As Clerk, can I send draft minutes to the councillors AND the Chair, to check I haven't left anything out?

0 votes
Sometimes on very busy meetings, many people speak at once and it is possible to mishear or inadvertently leave something out.  Is it OK to ask the parish councillors as well as the CHAIR to check the DRAFT minutes BEFORE placing them on the notice board and web site?
asked by (150 points)

4 Answers

+1 vote
Best answer
Yes it is.  The chair does not have any executive powers to unilaterally hold and vet the draft minutes. All Cllrs are responsible for the actions and functions of the council.  The main role of the chairman is to chair full meetings of the councils and sign a paper copy of the final minutes.  These have to be agreed by all Cllrs before the chair signs them..

It might be an idea to purchase some audio recording equipment so that you can play back the meeting and verify what is said yourself.
answered by (5.2k points)
selected by
+1 vote
Firstly congratulations on publishing draft minutes many Parish Councils including my own deliberately delay publishing agreed let alone draft minutes until the last possible moment even though I’ve pointed out a neighbouring parish publishes draft minutes within 48 hours

It is entirely up to you when and how draft minutes are published so if I were you I’d put it on the Agenda and get the Councillors to agree the procedure
If you are having problems keeping minutes could it be that the meetings have lost their structure and become chats rather than formal meetings ?

Personally I believe all meetings should be recorded as this provides a 100% accurate record.  In this day and age it’s so easy to do and I personally make a recording using an IPhone and this is in a large room with 15 Councillors

When I started doing this it this did result in me being reported to the police and the Information Commission but that’s another story
If Borough Councils can record, film and live Tweet from meetings as mine does there’s no reason why Parish Councils can’t

I also believe Parish Councils should produce monthly bulletins
answered by (160 points)
0 votes
This sounds like a recipe for problems to me. As a Chairman, I don't check the draft minutes until after they have been published.  As a Clerk, I don't allow the Chairmen to see the draft minutes before publication. All councillors, including the Chair will have the opportunity to correct errors and omissions together in a public forum at the next meeting, but offering them this opportunity individually opens the door for individuals to add or amend items to suit their own recollection or agenda, thereby creating an inaccurate record of the proceedings. If, after consulting everybody, changes have been made, you would need to reconsult everybody regarding the changes, inviting them to amend the amendments. This could go on for sometime!

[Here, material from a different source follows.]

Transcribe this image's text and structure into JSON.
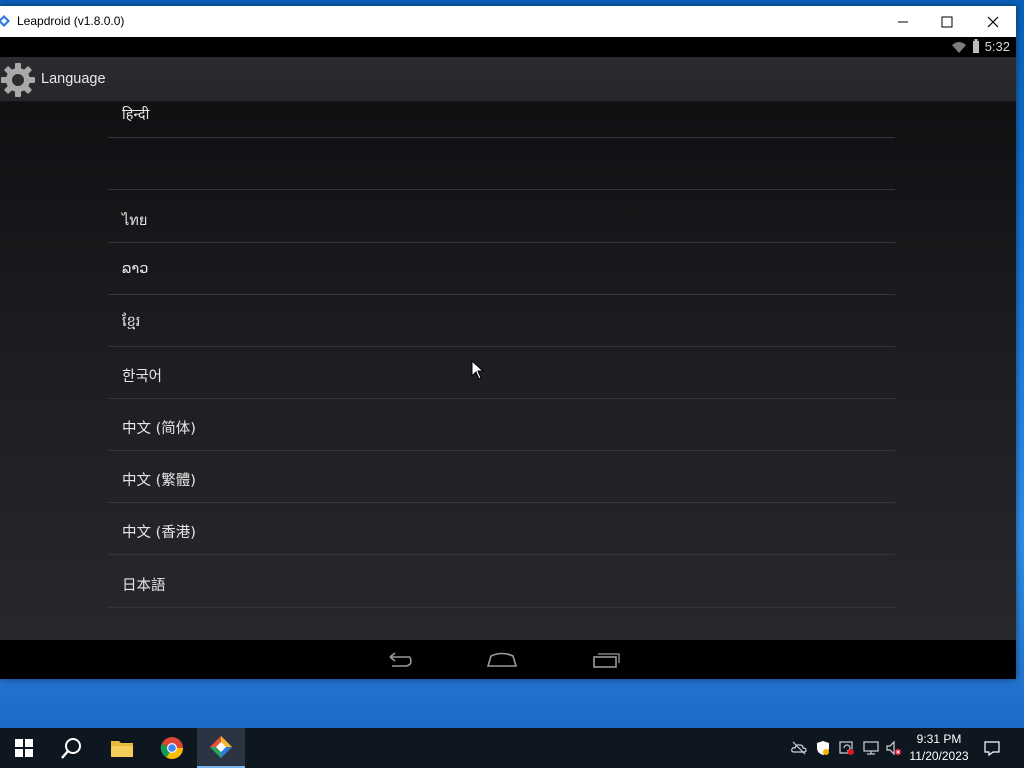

As Graeme has said, the Chair does not have any executive powers, so rather than allowing everybody else to view the minutes because the Chairman does so, I'd be tempted to withold them from the Chairman.
answered by (4.4k points)
+3 votes

Some good answers already. I'd just like to add a couple of points. As clerk, you have a role in ensuring that the council acts lawfully. Part of that is to see that decisions are correctly taken. Matters to be decided need to be on the agenda, as it is unlawful to make significant decisions that were not shown on the agenda. And a decision is, by default, taken by a show of hands. It needs to be clear that the council has decided the various matters put before it, and you should press for this to be so, if it is not.

The requirement to decide matters on the agenda gives a clue for minute taking. It's a good idea to write draft minutes before the meeting even takes place. This does not, of course, preempt anything. It is easy enough to make changes such as "agreed" to "rejected". The only absolute requirement on minutes is that they record the decisions taken. You should not attempt to record the debate. Otherwise, it is useful to record points made that require a follow up. Leave a space in the draft minutes for an item that may raise new points so you can easily make notes. Then, after the meeting it is relatively simple to finalise and promptly publish the draft minutes, and await feedback from the whole council.